À propos des forêts, on peut dire en gros que la population est divisée en trois groupes: i) une majorité qui est indifférente ou ne se rend pas compte de la situation; ii) un grand nombre de personnes qui ont besoin de la forêt ou connaissent son importance; iii) une catégorie tout aussi nombreuse qui doit ou préfère détruire la forêt pour mener à bien d'autres activités. Mis à part les indifférents - en général les habitants des villes - les deux autres groupes forment une dichotomie antagoniste qui a modelé la face de la terre depuis que l'agriculture et l'élevage existent. La relation entre ces deux groupes - dans laquelle tous ceux qui sont indifférents sont aussi impliqués sans le savoir - est le résultat de l'évolution des besoins humains. Le sentiment général est que ce conflit aurait dû être résolu par un consensus, en laissant de la place pour les deux groupes, étant donné que chacun d'eux est nécessaire à l'autre. Alors que ce consensus existe dans les pays développés, ce qui explique que les frontières entre l'agriculture et la foresterie en Amérique du Nord et en Europe soient restées à peu près stables au cours des cent dernières années, il n'en est pas ainsi dans les régions tropicales. En Amérique latine, cette situation ne saurait être due à l'absence de législation, vu l'abondance des lois en la matière.
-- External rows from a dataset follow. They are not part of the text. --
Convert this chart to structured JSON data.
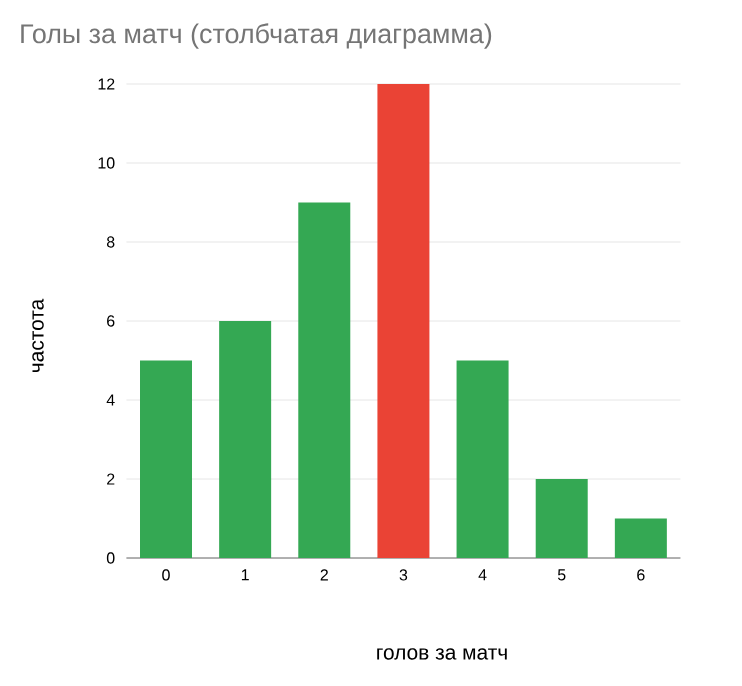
{
  "chart_data": {
    "type": "bar",
    "title": "Голы за матч (столбчатая диаграмма)",
    "xlabel": "голов за матч",
    "ylabel": "частота",
    "categories": [
      "0",
      "1",
      "2",
      "3",
      "4",
      "5",
      "6"
    ],
    "values": [
      5,
      6,
      9,
      12,
      5,
      2,
      1
    ],
    "colors": [
      "#34a853",
      "#34a853",
      "#34a853",
      "#ea4335",
      "#34a853",
      "#34a853",
      "#34a853"
    ],
    "ylim": [
      0,
      12
    ],
    "yticks": [
      0,
      2,
      4,
      6,
      8,
      10,
      12
    ],
    "grid": "y"
  }
}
Un consensus est peut-être nécessaire pour renforcer la légitimité de ces lois mais, en vérité, le problème est beaucoup plus complexe.

Dans ce document, nous analyserons les conséquences du conflit auquel nous avons fait allusion, pour les forêts. Nous allons aussi examiner, en nous référant spécifiquement à l'Amazonie, les enseignements tirés des efforts accomplis pour stabiliser la frontière entre l'agriculture et la foresterie et, pour finir, tenter de voir comment nous pourrions réussir mieux que par le passé à maintenir la production de biens forestiers et à obtenir des services de protection de l'environnement grâce aux forêts.
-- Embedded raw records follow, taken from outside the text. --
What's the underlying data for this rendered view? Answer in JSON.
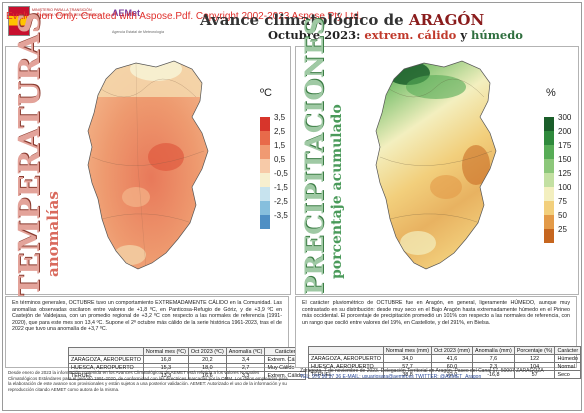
{
  "watermark": "Evaluation Only. Created with Aspose.Pdf. Copyright 2002-2023 Aspose Pty Ltd.",
  "header": {
    "ministry_text": "MINISTERIO PARA LA TRANSICIÓN ECOLÓGICA Y EL RETO DEMOGRÁFICO",
    "aemet_logo": "AEMet",
    "agency_text": "Agencia Estatal de Meteorología",
    "title_prefix": "Avance climatológico de ",
    "title_region": "ARAGÓN",
    "subtitle_period": "Octubre 2023: ",
    "subtitle_warm": "extrem. cálido",
    "subtitle_and": " y ",
    "subtitle_wet": "húmedo"
  },
  "temperature_panel": {
    "vertical_title": "TEMPERATURAS",
    "vertical_subtitle": "anomalías",
    "legend_unit": "ºC",
    "legend": [
      {
        "label": "3,5",
        "color": "#d7352b"
      },
      {
        "label": "2,5",
        "color": "#e86a4a"
      },
      {
        "label": "1,5",
        "color": "#f09a72"
      },
      {
        "label": "0,5",
        "color": "#f7caa8"
      },
      {
        "label": "-0,5",
        "color": "#f7efcf"
      },
      {
        "label": "-1,5",
        "color": "#c7e3ee"
      },
      {
        "label": "-2,5",
        "color": "#86bfdd"
      },
      {
        "label": "-3,5",
        "color": "#4e8fc4"
      }
    ],
    "text": "En términos generales, OCTUBRE tuvo un comportamiento EXTREMADAMENTE CÁLIDO en la Comunidad. Las anomalías observadas oscilaron entre valores de +1,8 ºC, en Panticosa-Refugio de Góriz, y de +3,9 ºC en Castejón de Valdejasa, con un promedio regional de +3,2 ºC con respecto a las normales de referencia (1991-2020), que para este mes son 13,4 ºC. Supone el 2º octubre más cálido de la serie histórica 1961-2023, tras el de 2022 que tuvo una anomalía de +3,7 ºC.",
    "table": {
      "headers": [
        "",
        "Normal mes (ºC)",
        "Oct 2023 (ºC)",
        "Anomalía (ºC)",
        "Carácter"
      ],
      "rows": [
        [
          "ZARAGOZA, AEROPUERTO",
          "16,8",
          "20,2",
          "3,4",
          "Extrem. Cálido"
        ],
        [
          "HUESCA, AEROPUERTO",
          "15,3",
          "18,0",
          "2,7",
          "Muy Cálido"
        ],
        [
          "TERUEL",
          "13,3",
          "16,6",
          "3,3",
          "Extrem. Cálido"
        ]
      ]
    }
  },
  "precipitation_panel": {
    "vertical_title": "PRECIPITACIONES",
    "vertical_subtitle": "porcentaje acumulado",
    "legend_unit": "%",
    "legend": [
      {
        "label": "300",
        "color": "#1a5e2a"
      },
      {
        "label": "200",
        "color": "#2f8a3c"
      },
      {
        "label": "175",
        "color": "#57ac56"
      },
      {
        "label": "150",
        "color": "#8cc77a"
      },
      {
        "label": "125",
        "color": "#c3e0a2"
      },
      {
        "label": "100",
        "color": "#f3efbf"
      },
      {
        "label": "75",
        "color": "#f2cf7c"
      },
      {
        "label": "50",
        "color": "#e39a48"
      },
      {
        "label": "25",
        "color": "#c6661f"
      }
    ],
    "text": "El carácter pluviométrico de OCTUBRE fue en Aragón, en general, ligeramente HÚMEDO, aunque muy contrastado en su distribución: desde muy seco en el Bajo Aragón hasta extremadamente húmedo en el Pirineo más occidental. El porcentaje de precipitación promedió un 101% con respecto a las normales de referencia, con un rango que osciló entre valores del 19%, en Castellote, y del 291%, en Bielsa.",
    "table": {
      "headers": [
        "",
        "Normal mes (mm)",
        "Oct 2023 (mm)",
        "Anomalía (mm)",
        "Porcentaje (%)",
        "Carácter"
      ],
      "rows": [
        [
          "ZARAGOZA, AEROPUERTO",
          "34,0",
          "41,6",
          "7,6",
          "122",
          "Húmedo"
        ],
        [
          "HUESCA, AEROPUERTO",
          "57,7",
          "60,0",
          "2,3",
          "104",
          "Normal"
        ],
        [
          "TERUEL",
          "38,8",
          "22,0",
          "-16,8",
          "57",
          "Seco"
        ]
      ]
    }
  },
  "footer": {
    "left_text": "Desde enero de 2023 la información contenida en los Avances Climatológicos de AEMET está referida a los valores Normales Climatológicos Estándares para el período 1991-2020, de conformidad con las directrices marcadas por la OMM. Los datos empleados para la elaboración de este avance son provisionales y están sujetos a una posterior validación. AEMET: Autorizado el uso de la información y su reproducción citando AEMET como autora de la misma.",
    "right_text": "Zaragoza, 7 de noviembre de 2023. Delegación Territorial en Aragón. Paseo del Canal 17. 50007 ZARAGOZA",
    "right_contact": "TEL: 976 56 97 36  E-MAIL: usuariosara@aemet.es  TWITTER: @AEMET_Aragon"
  }
}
Pour qui devons-nous conserver la forêt?

Les hommes qui ont besoin de la forêt ou qui pensent qu'elle est importante et qui, en principe, préfèreraient la conserver, forment un groupe qui n'a rien d'homogène. D'une manière générale, ils peuvent être divisés en trois groupes : i) ceux qui sont tributaires de la forêt dont ils tirent leurs moyens d'existence, soit directement - les indigènes et les habitants traditionnels des forêts, soit indirectement - ceux qui dépendent des industries forestières et du commerce des produits forestiers; ii) les amoureux de la nature qui sont prêts à payer le prix qu'il faut pour préserver un bien qui, à leurs yeux, représente des valeurs éthiques et esthétiques particulières, et iii) ceux qui ont réalisé que les fonctions environnementales des forêts et d'autres écosystèmes naturels et semi-naturels, revêtent une importance croissante pour la sécurité future. Cette catégorie inclut ceux qui pensent que ces services offrent de nouvelles opportunités commerciales. Il n'existe pas de division bien tranchée entre les trois groupes.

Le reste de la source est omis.